GATK only takes BAM files that have read groups - which allow tracking of reads if they are pooled
$ java -jar /home/james/Programs/picard-tools-1.138/picard.jar AddOrReplaceReadGroups I=E_coli_mapped_reads.sorted.bam O=E_coli_mapped_reads.sorted_rg.bam ID=E_Coli LB=E_Coli PL=ILLUMINA PU=E_Coli SM=E_Coli

GATK (and many other bioinformatics packages) require their BAM files to be indexed
$ samtools index E_coli_mapped_reads.sorted_rg.bam

Now we can finally call SNPs with the HaplotypeCaller.
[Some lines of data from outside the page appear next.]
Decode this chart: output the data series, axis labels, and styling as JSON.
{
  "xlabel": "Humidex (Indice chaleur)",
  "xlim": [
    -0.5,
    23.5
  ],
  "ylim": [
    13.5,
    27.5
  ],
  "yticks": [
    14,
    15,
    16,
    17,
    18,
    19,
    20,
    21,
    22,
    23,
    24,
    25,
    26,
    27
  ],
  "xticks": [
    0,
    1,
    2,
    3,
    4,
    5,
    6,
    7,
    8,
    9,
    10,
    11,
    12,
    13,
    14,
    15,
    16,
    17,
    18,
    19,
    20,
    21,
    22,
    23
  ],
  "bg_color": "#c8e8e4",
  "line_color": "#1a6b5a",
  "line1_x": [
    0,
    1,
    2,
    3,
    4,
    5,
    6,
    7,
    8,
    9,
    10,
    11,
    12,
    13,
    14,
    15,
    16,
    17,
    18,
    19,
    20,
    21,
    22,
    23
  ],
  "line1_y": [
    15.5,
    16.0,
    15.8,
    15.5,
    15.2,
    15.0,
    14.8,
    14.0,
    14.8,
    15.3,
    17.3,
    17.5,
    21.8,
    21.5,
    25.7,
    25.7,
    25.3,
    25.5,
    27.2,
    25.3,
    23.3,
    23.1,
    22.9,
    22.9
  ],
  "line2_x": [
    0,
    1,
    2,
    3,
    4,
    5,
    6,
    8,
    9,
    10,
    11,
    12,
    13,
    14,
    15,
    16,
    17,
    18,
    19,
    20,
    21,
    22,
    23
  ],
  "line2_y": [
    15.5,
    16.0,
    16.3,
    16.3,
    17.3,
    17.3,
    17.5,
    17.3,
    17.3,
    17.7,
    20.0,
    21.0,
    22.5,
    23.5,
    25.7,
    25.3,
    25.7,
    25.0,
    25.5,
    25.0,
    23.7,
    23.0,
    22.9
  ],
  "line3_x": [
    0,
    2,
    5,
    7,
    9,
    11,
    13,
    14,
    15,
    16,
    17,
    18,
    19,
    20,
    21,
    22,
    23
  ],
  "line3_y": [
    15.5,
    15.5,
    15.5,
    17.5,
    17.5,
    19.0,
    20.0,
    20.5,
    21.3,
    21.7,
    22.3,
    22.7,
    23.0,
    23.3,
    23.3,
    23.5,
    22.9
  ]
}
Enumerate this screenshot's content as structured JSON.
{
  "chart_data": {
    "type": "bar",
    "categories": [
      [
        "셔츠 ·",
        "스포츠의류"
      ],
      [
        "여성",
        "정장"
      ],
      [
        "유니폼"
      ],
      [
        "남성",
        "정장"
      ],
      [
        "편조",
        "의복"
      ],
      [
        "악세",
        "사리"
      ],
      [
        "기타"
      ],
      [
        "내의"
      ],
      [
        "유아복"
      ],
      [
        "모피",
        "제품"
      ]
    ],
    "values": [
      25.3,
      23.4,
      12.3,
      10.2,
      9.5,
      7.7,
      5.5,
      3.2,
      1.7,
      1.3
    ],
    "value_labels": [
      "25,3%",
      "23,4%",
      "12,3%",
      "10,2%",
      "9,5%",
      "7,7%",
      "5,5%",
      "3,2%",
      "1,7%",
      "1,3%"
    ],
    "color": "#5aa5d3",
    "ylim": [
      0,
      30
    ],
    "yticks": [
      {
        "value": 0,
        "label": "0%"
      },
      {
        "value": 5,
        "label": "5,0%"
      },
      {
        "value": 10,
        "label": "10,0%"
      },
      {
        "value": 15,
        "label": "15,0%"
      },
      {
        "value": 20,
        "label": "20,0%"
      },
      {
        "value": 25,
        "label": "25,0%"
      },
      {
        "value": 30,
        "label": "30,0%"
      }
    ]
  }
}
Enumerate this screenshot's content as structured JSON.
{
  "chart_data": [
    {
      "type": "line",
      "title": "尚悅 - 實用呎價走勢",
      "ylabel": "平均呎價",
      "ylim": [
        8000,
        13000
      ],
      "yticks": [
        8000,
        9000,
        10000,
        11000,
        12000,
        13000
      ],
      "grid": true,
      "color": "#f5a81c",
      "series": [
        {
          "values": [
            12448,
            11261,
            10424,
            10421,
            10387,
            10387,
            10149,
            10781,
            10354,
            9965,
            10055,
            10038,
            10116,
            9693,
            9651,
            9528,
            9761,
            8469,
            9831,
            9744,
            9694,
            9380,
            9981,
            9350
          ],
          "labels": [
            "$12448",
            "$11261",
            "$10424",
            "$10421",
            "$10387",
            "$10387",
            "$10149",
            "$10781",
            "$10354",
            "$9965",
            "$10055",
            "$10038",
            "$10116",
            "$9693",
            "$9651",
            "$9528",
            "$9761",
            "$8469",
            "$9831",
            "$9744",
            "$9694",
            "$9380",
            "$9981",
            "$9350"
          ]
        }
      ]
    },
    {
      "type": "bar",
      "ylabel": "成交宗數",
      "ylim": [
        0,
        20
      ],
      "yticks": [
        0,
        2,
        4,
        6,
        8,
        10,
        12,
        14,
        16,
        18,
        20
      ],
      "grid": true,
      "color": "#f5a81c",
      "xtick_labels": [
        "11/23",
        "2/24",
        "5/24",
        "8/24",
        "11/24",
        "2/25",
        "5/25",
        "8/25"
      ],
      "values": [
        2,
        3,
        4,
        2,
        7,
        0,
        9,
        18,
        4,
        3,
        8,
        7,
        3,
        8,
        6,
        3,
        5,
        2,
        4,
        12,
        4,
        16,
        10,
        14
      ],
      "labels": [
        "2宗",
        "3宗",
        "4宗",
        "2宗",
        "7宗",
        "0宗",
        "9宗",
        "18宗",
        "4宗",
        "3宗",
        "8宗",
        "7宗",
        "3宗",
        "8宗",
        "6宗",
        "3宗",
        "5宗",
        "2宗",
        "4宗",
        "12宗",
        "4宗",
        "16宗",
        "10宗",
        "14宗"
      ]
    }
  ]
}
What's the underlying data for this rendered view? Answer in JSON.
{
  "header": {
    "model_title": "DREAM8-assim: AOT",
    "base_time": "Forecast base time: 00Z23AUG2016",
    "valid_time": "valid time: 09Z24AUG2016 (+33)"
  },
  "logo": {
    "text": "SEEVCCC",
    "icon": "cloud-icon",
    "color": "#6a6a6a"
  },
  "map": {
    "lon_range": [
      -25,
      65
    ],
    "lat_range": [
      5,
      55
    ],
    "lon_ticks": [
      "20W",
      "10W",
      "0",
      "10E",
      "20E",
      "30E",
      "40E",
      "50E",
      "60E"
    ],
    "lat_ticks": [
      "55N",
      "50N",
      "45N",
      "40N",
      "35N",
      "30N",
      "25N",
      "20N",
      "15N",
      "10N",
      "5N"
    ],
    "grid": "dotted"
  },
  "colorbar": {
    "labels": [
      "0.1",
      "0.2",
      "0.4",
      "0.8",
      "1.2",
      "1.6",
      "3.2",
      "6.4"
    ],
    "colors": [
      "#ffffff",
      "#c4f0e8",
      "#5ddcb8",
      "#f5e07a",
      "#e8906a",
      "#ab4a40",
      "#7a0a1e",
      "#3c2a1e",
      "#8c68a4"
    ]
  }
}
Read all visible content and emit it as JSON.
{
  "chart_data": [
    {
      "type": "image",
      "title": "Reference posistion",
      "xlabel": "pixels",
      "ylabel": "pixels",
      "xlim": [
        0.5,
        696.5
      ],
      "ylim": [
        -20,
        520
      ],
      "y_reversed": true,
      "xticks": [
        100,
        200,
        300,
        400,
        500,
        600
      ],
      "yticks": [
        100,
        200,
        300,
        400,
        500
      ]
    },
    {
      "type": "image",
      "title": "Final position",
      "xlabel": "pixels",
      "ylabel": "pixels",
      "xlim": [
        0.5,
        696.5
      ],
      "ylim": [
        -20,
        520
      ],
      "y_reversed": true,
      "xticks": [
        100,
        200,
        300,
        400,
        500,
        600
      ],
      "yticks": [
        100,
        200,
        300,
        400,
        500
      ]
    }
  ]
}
HaplotypeCaller allows adjustment of the ploidy of the organism, instead of assuming everything is a diploid
$java -jar /home/james/Programs/GATK/GenomeAnalysisTK.jar -T HaplotypeCaller -R E_coli_genome.fasta -I E_coli_mapped_reads.sorted_rg.bam --sample_ploidy 1 -o E_coli_GATK.vcf

Lets compare the results of bcftools and GATK:
##input: a vcf file
##output: a set containing all positions in the vcf file
##set is a set of tuples in the form (chrome,pos)
def load_VCF_pos(invcf):
 
    f = open(invcf,'r')
 
    position_set = set()
 
    for line in f:
        if line.startswith('#'):
            continue
 
        line = line.strip()
        split = line.split('\t')
        chrome = split[0]
        pos = split[1]
 
        position_set.add( (chrome,pos))
 
    return position_set
 
bcf_set = load_VCF_pos('E_coli.vcf')
GATK_set = load_VCF_pos('E_coli_GATK.vcf')
 
print "BCF Count: " , len(bcf_set)
print "GATK Count: ", len(GATK_set)
 
print "Intersection: " ,len(GATK_set.intersection(bcf_set))
 
 
BCF Count: 133
GATK Count: 3
Intersection: 2

With the default settings, it seems like GATK is much stricter about calling SNPs. All the SNPs called by GATK seem to have more reads supporting them than those called y bcftools, at least with the default cutoffs for each program. Critically, GATK doesn't find any heterozygous SNPs, which seems somewhat unlikely in a haploid organism.